When I decided to take the Life Insurance exam about 6 weeks ago I started down the same path with a giant book to learn. It all felt eerily similar to me, despite passing a whole bunch of insurance exams since that first fateful FAIL. As the date of the exam approached I was increasingly nervous about the material. Increasingly worried about the prospect of failure.
In that last week I made time for little else besides studying. The husband was kind enough to walk the dogs and make himself dinner while I read about annuities and medicare. In my quest for uncertainty avoidance I had read all the test-taking rules. I had my photo ID, my calculator and nothing else with me when I walked into the testing office. The woman there said she was going to take my photo to verify that it was actually me, but never said "say cheese". She chatted with me for a minute and then sat me down at my assigned computer station in the test room.
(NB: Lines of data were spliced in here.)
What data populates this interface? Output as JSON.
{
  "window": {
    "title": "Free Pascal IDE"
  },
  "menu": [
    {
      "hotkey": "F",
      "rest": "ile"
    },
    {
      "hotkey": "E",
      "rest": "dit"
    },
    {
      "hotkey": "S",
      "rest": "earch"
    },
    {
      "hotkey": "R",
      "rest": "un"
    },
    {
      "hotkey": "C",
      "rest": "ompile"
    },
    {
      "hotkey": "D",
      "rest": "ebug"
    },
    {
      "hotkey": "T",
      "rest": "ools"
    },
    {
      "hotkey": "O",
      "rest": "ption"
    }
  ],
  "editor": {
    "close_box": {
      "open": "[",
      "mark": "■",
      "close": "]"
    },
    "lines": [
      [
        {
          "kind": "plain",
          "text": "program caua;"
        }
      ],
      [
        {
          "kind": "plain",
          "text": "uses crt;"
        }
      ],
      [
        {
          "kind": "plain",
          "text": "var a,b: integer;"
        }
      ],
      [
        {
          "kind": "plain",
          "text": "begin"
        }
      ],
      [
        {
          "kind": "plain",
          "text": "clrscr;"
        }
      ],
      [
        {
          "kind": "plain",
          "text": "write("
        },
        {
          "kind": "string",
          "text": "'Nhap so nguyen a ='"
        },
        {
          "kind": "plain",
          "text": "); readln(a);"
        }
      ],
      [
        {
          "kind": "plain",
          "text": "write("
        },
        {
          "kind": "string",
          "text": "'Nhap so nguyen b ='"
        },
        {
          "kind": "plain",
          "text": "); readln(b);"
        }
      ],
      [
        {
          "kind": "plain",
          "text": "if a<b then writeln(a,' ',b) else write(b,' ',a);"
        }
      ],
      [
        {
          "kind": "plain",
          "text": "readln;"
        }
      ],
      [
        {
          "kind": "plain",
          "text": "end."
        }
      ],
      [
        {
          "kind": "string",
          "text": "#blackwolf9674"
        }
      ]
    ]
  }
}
No more orange computer terminals. The proctor hit a few keys and said "Okay, you are all set". She walked away. I looked up at the screen and was met with this:
The clock was already counting down (1:59:32) and all I could think about was “why is ugly me watching me take this test”. I hoped it wasn’t an omen for ugly results. Fortunately, it wasn't, and I learned that I should probably smile more, even when I'm stressed out.
Now onto other things like our office move, Thanksgiving, and high school reunions.